La vidéo à la demande, un marché anecdotique mais prometteur

par Nicole Vulser

La Lettre AFC n°178

Le Monde, 21 juin 2008

Avec un chiffre d’affaires de 29,2 millions d’euros en 2007 (près du double de celui de 2006), ce tout petit secteur comparé à l’ensemble de la vidéo dont le DVD (1,49 milliard d’euros de chiffre d’affaires en 2007, en baisse depuis trois ans) attire de plus en plus d’investisseurs. Le nombre de plates-formes et d’opérateurs a explosé en quelques années.

Une quarantaine d’offres émanent d’opérateurs de télécommunications comme Orange, Neuf, Free, SFR ou Alice, qui proposent des offres " triple play " (Internet, téléphone et télévision). De chaînes de télévision comme Canal+, TF1, France Télévisions, M6 ou Arte. De distributeurs comme Darty, la Fnac, Carrefour ou Virgin. De plates-formes indépendantes comme Glowria, VoDéo. De sociétés indépendantes comme MK2, Universciné. Mais aussi de câblopérateurs ou de portails Internet.
D’où vient cet engouement récent ? En 2007, 7 % des internautes français avaient loué, pour 24 ou 48 heures, un programme en VOD – un film dans 63 % des cas. Longtemps réduite et peu attractive, l’offre de films devient plus significative : selon l’Observatoire de la VOD, 2 500 longs métrages étaient disponibles fin décembre 2007 sur sept principales plates-formes. Soit 1 155 titres de plus en un an.

En quelques clics, l’internaute reçoit un film dont le prix varie entre 0,99 euro et 4,99 euros pour les plus récents. Certains opérateurs proposent des formules d’abonnement mensuel, d’autres commercialisent des films de façon définitive (envoyés par fichiers électroniques). De façon balbutiante, il existe aussi des programmes gratuits financés par la publicité et de la " catch up TV " (des émissions payables à l’unité).
Le handicap majeur au développement de la VOD n’est pas levé : un film n’est visible en VOD que sept mois et demi après sa sortie en salles et donc après sa sortie en DVD. La ministre de la culture, Christine Albanel, s’est déclarée, mercredi 18 juin, favorable à l’exploitation simultanée des films en DVD et en VOD, soit six mois après leur sortie en salles. « Voire trois à quatre mois pour la VOD, comme la moyenne européenne », a-t-elle souhaité.

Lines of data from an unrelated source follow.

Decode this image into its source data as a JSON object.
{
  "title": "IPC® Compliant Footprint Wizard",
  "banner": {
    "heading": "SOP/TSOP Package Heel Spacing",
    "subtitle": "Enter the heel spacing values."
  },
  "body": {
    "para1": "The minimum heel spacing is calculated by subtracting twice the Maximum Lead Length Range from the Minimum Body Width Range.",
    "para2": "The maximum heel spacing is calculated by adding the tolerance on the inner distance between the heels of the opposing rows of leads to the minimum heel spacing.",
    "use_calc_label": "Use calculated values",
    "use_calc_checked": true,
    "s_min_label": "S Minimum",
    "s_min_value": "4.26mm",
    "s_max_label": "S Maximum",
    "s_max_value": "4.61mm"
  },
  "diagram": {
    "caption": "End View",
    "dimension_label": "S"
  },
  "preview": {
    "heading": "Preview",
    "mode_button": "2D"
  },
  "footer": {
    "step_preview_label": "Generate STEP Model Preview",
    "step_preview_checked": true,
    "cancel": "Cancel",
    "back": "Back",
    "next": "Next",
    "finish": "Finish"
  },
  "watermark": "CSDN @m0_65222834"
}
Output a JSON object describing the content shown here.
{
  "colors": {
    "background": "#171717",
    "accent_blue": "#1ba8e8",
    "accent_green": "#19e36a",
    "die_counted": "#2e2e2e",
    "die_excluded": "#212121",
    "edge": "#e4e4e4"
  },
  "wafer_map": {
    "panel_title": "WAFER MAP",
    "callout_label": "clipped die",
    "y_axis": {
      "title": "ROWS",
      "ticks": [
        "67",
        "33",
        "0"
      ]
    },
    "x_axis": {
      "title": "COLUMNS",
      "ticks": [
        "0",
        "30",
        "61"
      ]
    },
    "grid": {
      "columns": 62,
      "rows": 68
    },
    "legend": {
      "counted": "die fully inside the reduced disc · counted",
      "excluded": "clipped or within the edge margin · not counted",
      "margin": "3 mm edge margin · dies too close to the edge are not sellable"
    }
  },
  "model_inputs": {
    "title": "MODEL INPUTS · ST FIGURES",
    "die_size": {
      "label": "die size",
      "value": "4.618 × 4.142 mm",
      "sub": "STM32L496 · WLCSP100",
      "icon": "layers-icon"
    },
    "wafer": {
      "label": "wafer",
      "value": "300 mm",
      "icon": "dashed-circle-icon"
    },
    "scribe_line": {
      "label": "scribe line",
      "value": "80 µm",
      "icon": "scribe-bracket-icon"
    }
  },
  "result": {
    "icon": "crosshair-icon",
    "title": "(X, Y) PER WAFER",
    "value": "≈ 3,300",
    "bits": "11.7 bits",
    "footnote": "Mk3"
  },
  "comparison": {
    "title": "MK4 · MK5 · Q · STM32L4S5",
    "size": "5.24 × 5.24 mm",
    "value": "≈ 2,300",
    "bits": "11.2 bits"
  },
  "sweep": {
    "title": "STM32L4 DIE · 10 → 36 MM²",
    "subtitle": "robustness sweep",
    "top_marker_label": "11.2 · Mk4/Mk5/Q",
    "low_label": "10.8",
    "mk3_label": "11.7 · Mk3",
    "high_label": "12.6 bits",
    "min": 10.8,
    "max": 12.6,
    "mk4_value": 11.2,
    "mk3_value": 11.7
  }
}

La VOD peut-elle constituer une nouvelle chance pour les films qui n’ont pas eu de carrière importante en salles ? C’est le credo défendu par Universciné, qui regroupe une pléiade de producteurs et de distributeurs indépendants. Un long métrage qui marche bien, sur cette plate-forme, c’est 150 visionnages par jour. Par ailleurs, chez Arte, « ce qui marche le mieux est directement en rapport avec l’antenne ».
Universciné comme Arte se plaignent de ne pas pouvoir être distribués de manière bien identifiée sur l’offre triple play d’Orange. Contrairement à Neuf, Alice ou Free, qui proposent plusieurs services de VOD estampillés " canal play ", TF1 Visions ou encore Free home Vidéo, Orange est devenu son propre éditeur et commercialise tous les films en VOD sous sa bannière, en signant des accords directs avec les détenteurs de droits. Orange a facturé 1,06 million de téléchargements au premier trimestre 2008. Selon Bernard Tani, directeur VOD du groupe, « ce qui marche en VOD, c’est ce qui marche en salles... » Et même s’ils ne s’en vantent pas, de nombreux opérateurs proposent des films pornographiques pour adultes, qui trouvent leur public.

Y a-t-il un modèle économique possible ? Le ticket d’entrée pour les investisseurs est assez faible, mais, pour l’heure, les opérateurs gagnent au mieux des " cacahouètes ". « Les fournisseurs d’accès à Internet et les opérateurs de triple play semblent aujourd’hui les seuls capables d’actionner les leviers nécessaires pour assurer une consommation de masse du marché de la VOD », assure une récente étude du Centre national de la cinématographie. Les services de VOD accessibles uniquement sur Internet auront bien du mal à décoller. « Nous réalisons 90 % de notre chiffre d’affaires sur le " triple play " », confirme M. Tani.
Sur Internet, Universciné espère équilibrer ses comptes d’ici deux ans. MK2 dans de trois à cinq ans. « Cela reste une activité marginale, même si la croissance est importante. C’est comme un gros vidéoclub », explique Nathanaël Karmitz, directeur général de MK2. Les prévisions optimistes parient sur une multiplication du marché au moins par dix en 2012.